I think you'd be mad to pay that much money for a hockey helmet! Cooper stopped making those years ago.


----------



## browser (30 Jul 2007)

Hi,

Just so you guys know - Cooper are back making helmets again - so the one you are thinking about buying, could well be brand new (especially if they have loads of them).  I know loads of hurlers that are mad about the new coopers (maybe nostalgia), but I know nothing about them myself, other than they had to pass very high safety standards.

http://www.cooper.ie/

PS - I have no real link to cooper, other than I know some people who do - if you know what I mean.


----------



## Leo (30 Jul 2007)

browser said:


> Just so you guys know - Cooper are back making helmets again


 
But Cooper never stopped making helmets, right? They just made better ones for the sport they were intended for, ice hockey!


----------



## clipper1981 (31 Jul 2007)

This was put on my local GAA website and having seen the helmets I can highly recommend them. They have various colours with a KIlkenny guard. As far as I am aware the price is 90 euro.

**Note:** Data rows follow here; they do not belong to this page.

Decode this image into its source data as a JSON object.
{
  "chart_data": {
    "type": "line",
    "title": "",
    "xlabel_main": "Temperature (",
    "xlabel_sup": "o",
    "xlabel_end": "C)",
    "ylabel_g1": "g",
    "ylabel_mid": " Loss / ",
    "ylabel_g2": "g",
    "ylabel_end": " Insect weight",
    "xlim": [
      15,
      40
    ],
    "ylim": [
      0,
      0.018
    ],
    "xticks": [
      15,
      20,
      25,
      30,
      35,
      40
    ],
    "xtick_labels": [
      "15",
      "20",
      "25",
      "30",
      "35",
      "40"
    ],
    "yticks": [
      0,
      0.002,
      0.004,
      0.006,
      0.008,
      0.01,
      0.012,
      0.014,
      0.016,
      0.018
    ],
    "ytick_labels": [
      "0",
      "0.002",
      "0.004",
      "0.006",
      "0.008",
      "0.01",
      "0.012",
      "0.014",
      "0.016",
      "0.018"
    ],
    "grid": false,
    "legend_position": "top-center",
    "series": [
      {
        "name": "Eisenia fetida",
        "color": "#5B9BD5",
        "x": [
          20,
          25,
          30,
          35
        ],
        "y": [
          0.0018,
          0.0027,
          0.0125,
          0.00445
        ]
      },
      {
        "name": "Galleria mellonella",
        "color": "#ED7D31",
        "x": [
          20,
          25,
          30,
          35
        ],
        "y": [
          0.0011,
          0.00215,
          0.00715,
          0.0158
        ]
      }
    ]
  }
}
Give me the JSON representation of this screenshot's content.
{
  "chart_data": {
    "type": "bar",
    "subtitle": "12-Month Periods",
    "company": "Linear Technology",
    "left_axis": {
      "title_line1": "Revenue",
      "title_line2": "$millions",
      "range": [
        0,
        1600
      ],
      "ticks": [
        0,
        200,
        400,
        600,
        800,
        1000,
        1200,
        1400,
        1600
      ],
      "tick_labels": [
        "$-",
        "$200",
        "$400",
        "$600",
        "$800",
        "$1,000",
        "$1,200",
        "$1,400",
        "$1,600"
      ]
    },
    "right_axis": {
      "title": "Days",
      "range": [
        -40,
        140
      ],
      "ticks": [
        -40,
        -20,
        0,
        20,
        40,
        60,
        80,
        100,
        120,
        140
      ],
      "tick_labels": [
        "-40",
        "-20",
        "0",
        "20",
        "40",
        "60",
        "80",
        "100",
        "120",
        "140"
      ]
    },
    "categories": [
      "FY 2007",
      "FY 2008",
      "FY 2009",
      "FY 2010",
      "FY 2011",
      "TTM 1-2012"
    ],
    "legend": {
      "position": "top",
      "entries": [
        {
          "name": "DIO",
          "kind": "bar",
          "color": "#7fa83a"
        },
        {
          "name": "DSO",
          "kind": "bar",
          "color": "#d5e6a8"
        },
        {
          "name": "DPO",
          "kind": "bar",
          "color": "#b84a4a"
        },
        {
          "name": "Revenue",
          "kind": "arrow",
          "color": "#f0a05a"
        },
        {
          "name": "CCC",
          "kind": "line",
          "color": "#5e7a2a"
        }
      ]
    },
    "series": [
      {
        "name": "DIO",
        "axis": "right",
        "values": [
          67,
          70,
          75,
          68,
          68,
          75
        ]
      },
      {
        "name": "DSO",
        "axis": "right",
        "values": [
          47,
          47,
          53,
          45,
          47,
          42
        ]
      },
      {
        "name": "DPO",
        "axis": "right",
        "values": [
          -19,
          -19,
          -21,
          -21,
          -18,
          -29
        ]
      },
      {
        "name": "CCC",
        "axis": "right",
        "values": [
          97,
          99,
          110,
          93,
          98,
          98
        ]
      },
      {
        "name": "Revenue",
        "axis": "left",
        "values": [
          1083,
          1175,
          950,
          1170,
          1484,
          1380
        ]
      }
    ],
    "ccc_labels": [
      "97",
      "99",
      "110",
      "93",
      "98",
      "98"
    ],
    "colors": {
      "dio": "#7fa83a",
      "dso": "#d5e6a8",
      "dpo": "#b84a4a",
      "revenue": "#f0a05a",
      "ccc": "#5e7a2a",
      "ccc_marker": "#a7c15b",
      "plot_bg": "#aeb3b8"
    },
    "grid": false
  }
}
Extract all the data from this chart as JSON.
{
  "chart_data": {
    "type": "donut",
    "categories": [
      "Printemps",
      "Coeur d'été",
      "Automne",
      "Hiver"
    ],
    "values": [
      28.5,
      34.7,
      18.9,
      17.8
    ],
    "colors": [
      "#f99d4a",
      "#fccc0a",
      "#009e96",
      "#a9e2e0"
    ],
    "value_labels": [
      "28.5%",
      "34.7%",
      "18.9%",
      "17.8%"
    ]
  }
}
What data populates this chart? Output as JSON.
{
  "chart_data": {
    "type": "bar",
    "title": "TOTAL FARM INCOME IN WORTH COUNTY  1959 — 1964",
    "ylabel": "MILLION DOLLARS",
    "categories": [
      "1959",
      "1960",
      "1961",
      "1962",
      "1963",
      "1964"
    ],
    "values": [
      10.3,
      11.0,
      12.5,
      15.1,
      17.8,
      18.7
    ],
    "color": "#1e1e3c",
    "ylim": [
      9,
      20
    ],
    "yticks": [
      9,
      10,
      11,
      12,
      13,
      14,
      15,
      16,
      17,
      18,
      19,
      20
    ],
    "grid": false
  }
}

"My Name Niall O Connor I am just letting your club know that I am selling brand new sk100 cooper helmets ……if you have any queries contact me by email (Niall290@hotmail.com) or on mobile 0876715568…..let your club members no as I no they will interested….exact same helmets as inter county hurlers wear…."


----------



## GermanInvest (8 Sep 2007)

Did these new Cooper helmets not fail the NSAI Standard testing? I was told that Mycro are the only helmet that has passed these tests. (by the way i've no connection to Mycro)


----------



## corkman365 (14 Sep 2007)

Cooper helmets have NOT passed the IS355:2006 standard as laid out by NSAI.

As per the Croker Park directive,they should not be worn or allowed to be worn.

No player is insured if they get injured whilst wearing a cooper helmet.


----------